6. Les populations vulnérables

111. Le regain d’attention accordée à l’atténuation de la pauvreté est peut-être la nouveauté la plus visible des dernières années. L’avènement du gouvernement d’alternance, du Plan d’action national pour l’intégration des femmes au développement ont été renforcés et dopés par la volonté exprimée par le Roi Mohamed VI à maintes reprises de faire de la promotion des femmes rurales et de la lutte contre la pauvreté et contre l’analphabétisme une priorité pour le gouvernement. Mais, le manque d’information et l’absence de répartition des affectations budgétaires en fonction du sexe ne permet pas vraiment de mesurer l’effort consenti par l’Etat en faveur des femmes les plus défavorisées. Dans tous les cas, l‘apport du financement extérieur et l’effort fourni par les ONG ont été déterminants dans cette mobilisation.

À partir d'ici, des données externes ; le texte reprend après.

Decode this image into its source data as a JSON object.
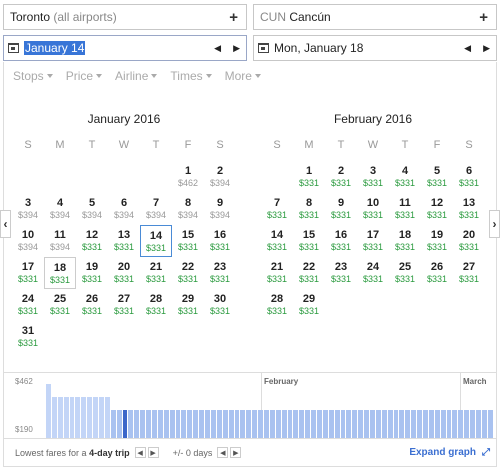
{
  "origin": {
    "city": "Toronto",
    "detail": "(all airports)"
  },
  "destination": {
    "code": "CUN",
    "city": "Cancún"
  },
  "departure": {
    "date": "January 14"
  },
  "return_date": {
    "date": "Mon, January 18"
  },
  "filters": [
    "Stops",
    "Price",
    "Airline",
    "Times",
    "More"
  ],
  "calendar": {
    "weekdays": [
      "S",
      "M",
      "T",
      "W",
      "T",
      "F",
      "S"
    ],
    "months": [
      {
        "title": "January 2016",
        "lead": 5,
        "days": [
          {
            "d": "1",
            "p": "$462",
            "c": "d"
          },
          {
            "d": "2",
            "p": "$394",
            "c": "d"
          },
          {
            "d": "3",
            "p": "$394",
            "c": "d"
          },
          {
            "d": "4",
            "p": "$394",
            "c": "d"
          },
          {
            "d": "5",
            "p": "$394",
            "c": "d"
          },
          {
            "d": "6",
            "p": "$394",
            "c": "d"
          },
          {
            "d": "7",
            "p": "$394",
            "c": "d"
          },
          {
            "d": "8",
            "p": "$394",
            "c": "d"
          },
          {
            "d": "9",
            "p": "$394",
            "c": "d"
          },
          {
            "d": "10",
            "p": "$394",
            "c": "d"
          },
          {
            "d": "11",
            "p": "$394",
            "c": "d"
          },
          {
            "d": "12",
            "p": "$331",
            "c": "g"
          },
          {
            "d": "13",
            "p": "$331",
            "c": "g"
          },
          {
            "d": "14",
            "p": "$331",
            "c": "g",
            "sel": true
          },
          {
            "d": "15",
            "p": "$331",
            "c": "g"
          },
          {
            "d": "16",
            "p": "$331",
            "c": "g"
          },
          {
            "d": "17",
            "p": "$331",
            "c": "g"
          },
          {
            "d": "18",
            "p": "$331",
            "c": "g",
            "ret": true
          },
          {
            "d": "19",
            "p": "$331",
            "c": "g"
          },
          {
            "d": "20",
            "p": "$331",
            "c": "g"
          },
          {
            "d": "21",
            "p": "$331",
            "c": "g"
          },
          {
            "d": "22",
            "p": "$331",
            "c": "g"
          },
          {
            "d": "23",
            "p": "$331",
            "c": "g"
          },
          {
            "d": "24",
            "p": "$331",
            "c": "g"
          },
          {
            "d": "25",
            "p": "$331",
            "c": "g"
          },
          {
            "d": "26",
            "p": "$331",
            "c": "g"
          },
          {
            "d": "27",
            "p": "$331",
            "c": "g"
          },
          {
            "d": "28",
            "p": "$331",
            "c": "g"
          },
          {
            "d": "29",
            "p": "$331",
            "c": "g"
          },
          {
            "d": "30",
            "p": "$331",
            "c": "g"
          },
          {
            "d": "31",
            "p": "$331",
            "c": "g"
          }
        ]
      },
      {
        "title": "February 2016",
        "lead": 1,
        "days": [
          {
            "d": "1",
            "p": "$331",
            "c": "g"
          },
          {
            "d": "2",
            "p": "$331",
            "c": "g"
          },
          {
            "d": "3",
            "p": "$331",
            "c": "g"
          },
          {
            "d": "4",
            "p": "$331",
            "c": "g"
          },
          {
            "d": "5",
            "p": "$331",
            "c": "g"
          },
          {
            "d": "6",
            "p": "$331",
            "c": "g"
          },
          {
            "d": "7",
            "p": "$331",
            "c": "g"
          },
          {
            "d": "8",
            "p": "$331",
            "c": "g"
          },
          {
            "d": "9",
            "p": "$331",
            "c": "g"
          },
          {
            "d": "10",
            "p": "$331",
            "c": "g"
          },
          {
            "d": "11",
            "p": "$331",
            "c": "g"
          },
          {
            "d": "12",
            "p": "$331",
            "c": "g"
          },
          {
            "d": "13",
            "p": "$331",
            "c": "g"
          },
          {
            "d": "14",
            "p": "$331",
            "c": "g"
          },
          {
            "d": "15",
            "p": "$331",
            "c": "g"
          },
          {
            "d": "16",
            "p": "$331",
            "c": "g"
          },
          {
            "d": "17",
            "p": "$331",
            "c": "g"
          },
          {
            "d": "18",
            "p": "$331",
            "c": "g"
          },
          {
            "d": "19",
            "p": "$331",
            "c": "g"
          },
          {
            "d": "20",
            "p": "$331",
            "c": "g"
          },
          {
            "d": "21",
            "p": "$331",
            "c": "g"
          },
          {
            "d": "22",
            "p": "$331",
            "c": "g"
          },
          {
            "d": "23",
            "p": "$331",
            "c": "g"
          },
          {
            "d": "24",
            "p": "$331",
            "c": "g"
          },
          {
            "d": "25",
            "p": "$331",
            "c": "g"
          },
          {
            "d": "26",
            "p": "$331",
            "c": "g"
          },
          {
            "d": "27",
            "p": "$331",
            "c": "g"
          },
          {
            "d": "28",
            "p": "$331",
            "c": "g"
          },
          {
            "d": "29",
            "p": "$331",
            "c": "g"
          }
        ]
      }
    ]
  },
  "graph": {
    "y_max": "$462",
    "y_min": "$190",
    "month_labels": [
      "February",
      "March"
    ],
    "bars": [
      462,
      394,
      394,
      394,
      394,
      394,
      394,
      394,
      394,
      394,
      394,
      331,
      331,
      331,
      331,
      331,
      331,
      331,
      331,
      331,
      331,
      331,
      331,
      331,
      331,
      331,
      331,
      331,
      331,
      331,
      331,
      331,
      331,
      331,
      331,
      331,
      331,
      331,
      331,
      331,
      331,
      331,
      331,
      331,
      331,
      331,
      331,
      331,
      331,
      331,
      331,
      331,
      331,
      331,
      331,
      331,
      331,
      331,
      331,
      331,
      331,
      331,
      331,
      331,
      331,
      331,
      331,
      331,
      331,
      331,
      331,
      331,
      331,
      331,
      331,
      331
    ],
    "selected_index": 13
  },
  "footer": {
    "label": "Lowest fares for a",
    "trip": "4-day trip",
    "flex": "+/- 0 days",
    "expand": "Expand graph"
  },
  "colors": {
    "green": "#2a9a3e",
    "accent": "#3b6fd1",
    "bar": "#c3d5f7",
    "bar_selected": "#3b66c9"
  }
}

Tab. Tab. 14 : Seuils, effectifs et incidence de la pauvreté selon le milieu de résidence, Maroc 1998/99


Milieu de résidence

Seuils de pauvreté

(1)

Effectifs des pauvres

( en milliers)

Incidence de la pauvreté ( %)










Hommes

Femmes

Ensemble

Urbain


3922

1814

11,8

12,2

12,0

Rural


3037

3496

27,1

27,2

27,2

Total


-

5310

18,9

19,1

19,0

(1) En termes de dépenses annuelles moyennes par personne ( en Dhs)

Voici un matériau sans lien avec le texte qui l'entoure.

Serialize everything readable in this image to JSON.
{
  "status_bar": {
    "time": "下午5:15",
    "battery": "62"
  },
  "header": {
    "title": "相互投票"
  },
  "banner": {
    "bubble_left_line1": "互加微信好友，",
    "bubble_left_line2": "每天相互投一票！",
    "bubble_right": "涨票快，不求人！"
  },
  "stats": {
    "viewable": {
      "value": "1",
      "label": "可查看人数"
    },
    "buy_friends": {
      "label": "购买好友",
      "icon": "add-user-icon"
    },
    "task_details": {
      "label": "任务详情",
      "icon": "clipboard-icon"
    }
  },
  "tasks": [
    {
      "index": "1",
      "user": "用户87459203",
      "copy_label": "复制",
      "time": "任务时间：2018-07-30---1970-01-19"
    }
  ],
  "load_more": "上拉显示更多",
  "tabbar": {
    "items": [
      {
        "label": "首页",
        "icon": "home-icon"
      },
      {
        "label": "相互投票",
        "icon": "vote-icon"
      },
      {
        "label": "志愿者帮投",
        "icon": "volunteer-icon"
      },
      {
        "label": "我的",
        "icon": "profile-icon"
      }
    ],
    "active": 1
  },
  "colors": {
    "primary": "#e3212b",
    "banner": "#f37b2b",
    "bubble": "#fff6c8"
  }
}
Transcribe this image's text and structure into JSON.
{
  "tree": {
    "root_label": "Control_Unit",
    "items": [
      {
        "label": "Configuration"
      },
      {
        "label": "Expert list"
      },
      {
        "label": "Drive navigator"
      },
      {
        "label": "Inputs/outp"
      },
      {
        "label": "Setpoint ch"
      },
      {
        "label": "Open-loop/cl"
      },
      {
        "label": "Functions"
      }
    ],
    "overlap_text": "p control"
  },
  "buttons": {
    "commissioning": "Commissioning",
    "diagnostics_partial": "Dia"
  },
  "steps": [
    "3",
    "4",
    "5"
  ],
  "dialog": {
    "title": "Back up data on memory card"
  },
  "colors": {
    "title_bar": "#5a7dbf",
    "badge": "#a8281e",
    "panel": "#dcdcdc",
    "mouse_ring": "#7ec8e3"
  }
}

Source : Direction de la Statistique ENNVM 1998/99, cité par A. Ajbilou, 2003, op.cité.

112. Ainsi, si l’on tient compte uniquement de la pauvreté monétaire au Maroc53, 19% de la population est en situation de marginalité sociale. La pauvreté qui reste essentiellement un phénomène rural au Maroc touche autant les hommes que les femmes avec toutefois des différences en fonction de :


  • l’âge dans la mesure où les femmes ont plus de chances d’être exposées à la pauvreté et de s’y maintenir 54 car, à l’exception de la classe d’âge 45-59 ans, les taux de pauvreté des femmes dépassent partout ceux des hommes;



  • du statut matrimonial: les veuves et divorcées dans le milieu urbain ( 13,6% de la population féminine totale) sont plus exposées à la pauvreté (34,3%);




  • du sexe du chef de ménage : 16,9% des pauvres urbains vivent dans des ménages dirigés par des femmes contre 5% en milieu rural. Ce phénomène s’accentue avec l’âge des chefs de ménages urbains : dans la classe d’âge de 15 à 44 ans, les ménages dirigés par des femmes enregistrent un taux de pauvreté de 31,8% contre 20,2 % pour les hommes.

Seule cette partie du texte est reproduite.